Agreed, and for him to basically admit that he is not 100% as a form of excuse. Unreal, he is the mentally weakest gifted player I have ever seen. DD
It is possible. I remember situation like that from 2005/06 season. Tracy's 3rd child was born during Utah game in TC (he left it at halftime). Than suddenly he started playing really BAD, even worse than now. He was after back spasms, so everybody tought it was because Tracy was sucking -- setback. But no. There was a speculation that Tracy tought this wasn't his child. That was why he played so bad (he was even 3/20 once aginst Knicks). His head wasn'r really in the game, I mean his mind. But at the end he somehow discovered it was/is his child. Hopefully he will come back soon, I mean come back to being TMAC.
sometimes i do forget what tracy has been through. it seems every damn year he loses a loved one. I really feel for him. He needs to find a way to cope with it though. Easier said then done.
I wonder if any of this has to do with his fear about getting surgery again.
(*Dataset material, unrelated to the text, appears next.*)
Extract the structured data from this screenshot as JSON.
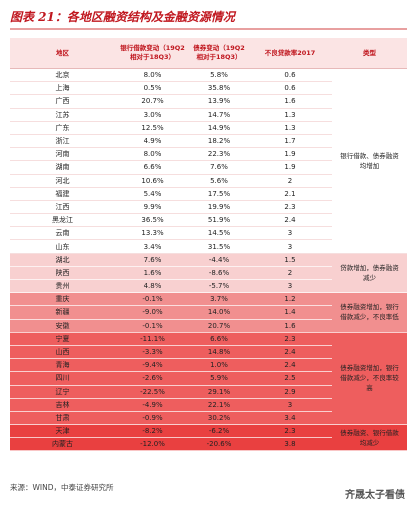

He has said a few times that he was glad he did not need another surgery. Of course, anyone would be happy to not have more surgery but I got the impression from him that it was more about him being scared to go under the knife again than it was about setting back his production on the court. Not to pile on the guy but as low as his threshold for pain is I wouldn't be surprised if surgery also scares him more than it should scare grown men.